Он попытался выглядеть любящим, но это выражение было совершенно отталкивающим. Двенадцать лет необузданной чувственности сделали его лицо еще более отвратительным, чем тогда, когда он шокировал юную душу Альфреда своими разговорами о «красивой девке Дункана».

«Идем, красавица, — продолжал он убеждающе, — я рад видеть тебя в лучшем настроении. Пойдем со мной и веди себя хорошо».

Она презрительно скривила губы и повторила: —

«Я никогда не буду жить с тобой! Никогда!»

«Посмотрим, моя девка, — сказал он. — Мне лучше сразу сбить с тебя спесь. Если ты предпочитаешь сидеть в тюрьме с ниггерами, чем ехать в карете со мной, можешь попробовать и посмотреть, как тебе это понравится. Полагаю, скоро ты будешь рада принять мои условия».

Он поманил двух полицейских и сказал: «Возьмите эту девку под стражу и держите ее на хлебе и воде, пока я не дам дальнейших распоряжений».

Тюрьма, в которую доставили Лу Лу, была жалким местом. Стены были грязными, пол покрыт лужами табачного сока, воздух почти удушливым от запаха застоявшегося табачного дыма, немытых негров и грязной одежды. Она никогда не видела места более отвратительного. Бревенчатый дом мистера Джексона был дворцом по сравнению с этим. Тюрьма была переполнена цветными людьми всех оттенков кожи, и почти каждая форма человеческого порока и страдания была свалена там вместе с бедными жертвами несчастья. Воры, убийцы и бесстыдные девицы, украшенные безвкусными побрякушками, были смешаны со скромными, убитыми горем женами и матерями, оплакивающими детей, которых оторвали от их рук во время недавней продажи. Некоторые смеялись и пели непристойные песни. Другие сидели неподвижно, со слезами, стекающими по их черным щекам. Кое-где свирепое выражение лица какого-нибудь умного молодого человека указывало на вулкан мести, кипящий в его душе. Некоторые дремотно растянулись на грязном полу, их натуры, по-видимому, оцепенели до уровня животных. Когда привели Лу Лу, большинство из них проснулись, чтобы посмотреть на нее; и она слышала, как они говорили друг другу: «Клянусь, это не ниггер!» «Зачем они притащили ее сюда?» «Она белая леди из высшего общества, она такая».

Нежно воспитанная дочь богатого плантатора провела в этом жалком месте два дня. Тюремщик, тронутый ее красотой и крайней подавленностью, предложил ей лучшую пищу, чем было предписано в его приказах.

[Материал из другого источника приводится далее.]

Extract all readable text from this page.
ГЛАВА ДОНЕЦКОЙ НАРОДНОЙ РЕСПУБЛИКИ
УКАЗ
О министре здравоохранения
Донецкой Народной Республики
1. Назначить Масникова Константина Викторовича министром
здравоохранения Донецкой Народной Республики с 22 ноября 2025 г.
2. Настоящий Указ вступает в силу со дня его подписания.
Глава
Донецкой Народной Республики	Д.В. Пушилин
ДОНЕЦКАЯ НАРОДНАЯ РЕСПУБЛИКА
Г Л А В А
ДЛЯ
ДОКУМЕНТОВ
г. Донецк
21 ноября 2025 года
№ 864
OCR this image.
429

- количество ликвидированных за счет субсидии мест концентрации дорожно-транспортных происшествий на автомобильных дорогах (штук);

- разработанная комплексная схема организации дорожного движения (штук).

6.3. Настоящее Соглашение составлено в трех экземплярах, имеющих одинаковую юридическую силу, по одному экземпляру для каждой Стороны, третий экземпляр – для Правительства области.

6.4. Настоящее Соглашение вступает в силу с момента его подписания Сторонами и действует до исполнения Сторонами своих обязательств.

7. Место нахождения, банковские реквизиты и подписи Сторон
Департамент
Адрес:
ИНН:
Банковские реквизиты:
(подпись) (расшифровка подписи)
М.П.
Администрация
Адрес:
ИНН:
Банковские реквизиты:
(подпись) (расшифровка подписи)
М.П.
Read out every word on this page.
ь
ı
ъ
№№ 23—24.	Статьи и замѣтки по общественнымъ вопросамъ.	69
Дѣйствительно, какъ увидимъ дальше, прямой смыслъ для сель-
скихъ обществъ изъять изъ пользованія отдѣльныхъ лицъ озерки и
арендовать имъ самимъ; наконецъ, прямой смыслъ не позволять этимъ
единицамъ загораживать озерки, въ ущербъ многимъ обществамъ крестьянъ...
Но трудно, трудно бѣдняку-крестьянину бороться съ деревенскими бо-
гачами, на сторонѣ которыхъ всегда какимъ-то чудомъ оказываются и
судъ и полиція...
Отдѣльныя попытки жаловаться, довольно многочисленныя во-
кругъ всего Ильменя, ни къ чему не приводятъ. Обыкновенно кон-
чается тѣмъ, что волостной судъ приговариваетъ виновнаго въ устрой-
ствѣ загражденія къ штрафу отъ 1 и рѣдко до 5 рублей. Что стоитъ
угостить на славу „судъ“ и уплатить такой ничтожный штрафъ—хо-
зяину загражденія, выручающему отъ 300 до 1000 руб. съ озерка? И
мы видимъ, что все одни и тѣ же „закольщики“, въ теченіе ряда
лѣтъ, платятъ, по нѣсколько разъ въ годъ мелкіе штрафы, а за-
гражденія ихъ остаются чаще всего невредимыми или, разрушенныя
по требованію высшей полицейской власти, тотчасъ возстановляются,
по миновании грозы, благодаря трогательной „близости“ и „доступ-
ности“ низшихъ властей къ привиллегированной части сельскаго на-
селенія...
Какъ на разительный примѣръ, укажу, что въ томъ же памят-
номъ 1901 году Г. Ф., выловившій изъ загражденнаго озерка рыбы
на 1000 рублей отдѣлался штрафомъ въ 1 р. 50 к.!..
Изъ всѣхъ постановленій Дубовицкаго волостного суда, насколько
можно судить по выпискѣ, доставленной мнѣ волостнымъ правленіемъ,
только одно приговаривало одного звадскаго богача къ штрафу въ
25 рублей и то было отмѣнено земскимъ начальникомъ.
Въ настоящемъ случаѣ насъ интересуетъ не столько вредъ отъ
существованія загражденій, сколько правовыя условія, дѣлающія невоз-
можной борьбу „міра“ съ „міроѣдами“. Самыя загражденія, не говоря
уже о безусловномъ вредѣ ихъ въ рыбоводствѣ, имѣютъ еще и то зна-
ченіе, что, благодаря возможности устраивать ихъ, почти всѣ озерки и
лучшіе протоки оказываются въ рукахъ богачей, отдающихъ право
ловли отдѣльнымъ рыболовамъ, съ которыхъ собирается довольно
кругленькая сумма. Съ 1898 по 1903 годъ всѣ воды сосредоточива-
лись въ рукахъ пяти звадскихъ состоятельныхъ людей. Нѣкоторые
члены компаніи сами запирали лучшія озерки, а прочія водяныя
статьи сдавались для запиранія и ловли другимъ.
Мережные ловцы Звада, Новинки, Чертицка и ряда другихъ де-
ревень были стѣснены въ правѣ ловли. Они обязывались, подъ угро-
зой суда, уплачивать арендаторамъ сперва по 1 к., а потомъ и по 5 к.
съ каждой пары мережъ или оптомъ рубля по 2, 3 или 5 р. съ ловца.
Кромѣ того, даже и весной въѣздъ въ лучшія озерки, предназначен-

Она поблагодарила его, но сказала, что не может есть. Когда он пригласил ее занять на ночь небольшую комнату отдельно от толпы заключенных, она приняла предложение с благодарностью. Но она не могла спать и не смела раздеться. Утром тюремщик, боясь быть уличенным в этих актах снисхождения, извиняющимся тоном сказал ей, что вынужден попросить ее вернуться в общую камеру.

Несколько оправившись от ошеломляющего удара, который обрушился на нее, она начала больше обращать внимание на своих спутников. Группа рабов, только что проданных, содержалась там, пока торговцу не будет удобно отвезти их в Новый Орлеан; и сцены прощания, которые она видела в тот день, произвели на нее впечатление, которое она никогда не забывала. «Может ли быть, — говорила она себе, — что такие вещи происходили вокруг меня все эти годы, а я была так не осведомлена о них? Кем бы я была сейчас, если бы Альфред не сжалился надо мной и не предотвратил мою отправку на рынок Нового Орлеана, прежде чем мне исполнилось десять лет?» Она с содроганием вспоминала аукцион накануне и начала бояться, что ее друзья не смогут спасти ее от власти этого мерзкого человека.

Ее вывел из задумчивости приход белого джентльмена, которого она никогда раньше не видела. Он пришел осмотреть партию рабов торговца, чтобы увидеть, не подойдет ли кто-нибудь из них ему в качестве домашнего слуги; и вскоре он согласился купить смышленого мулата-подростка. Он остановился перед Лу Лу и сказал: «Вы хорошая швея?»

«Она не продается, — ответил тюремщик. — Она принадлежит мистеру Гроссману, который посадил ее сюда за непослушание». Мужчина улыбнулся, когда говорил это, и Лу Лу покраснела до корней волос.

«Хо-хо, — ответил незнакомец. — Мне жаль это слышать. Я бы хотел купить ее, если бы мог».

Он прохаживался по комнате и доставал из кармана апельсины и конфеты, которые раздавал черным малышам, кувыркавшимся друг через друга на грязном полу. Снова подойдя к месту, где она сидела, он положил апельсин ей на колени и сказал вполголоса: «Когда они не смотрят на вас, снимите кожуру»; и, многозначительно коснувшись пальцем губ, он отвернулся, чтобы поговорить с тюремщиком.

Как только он ушел, она попросила разрешения на несколько минут сходить в комнату, которую занимала ночью. Там она осмотрела апельсин и обнаружила, что половина кожуры была снята неповрежденной, внутрь вложена тонкая бумага, а кожура возвращена на место. На клочке бумаги было написано: «Когда придет ваш хозяин, будьте покорны и идите с ним. Сошлитесь на усталость и выиграйте время. Вы будете спасены. Уничтожьте это и не выглядите более веселой, чем были». Под этим было написано рукой мадам Лабассе: «Soyez tranquille, ma chère».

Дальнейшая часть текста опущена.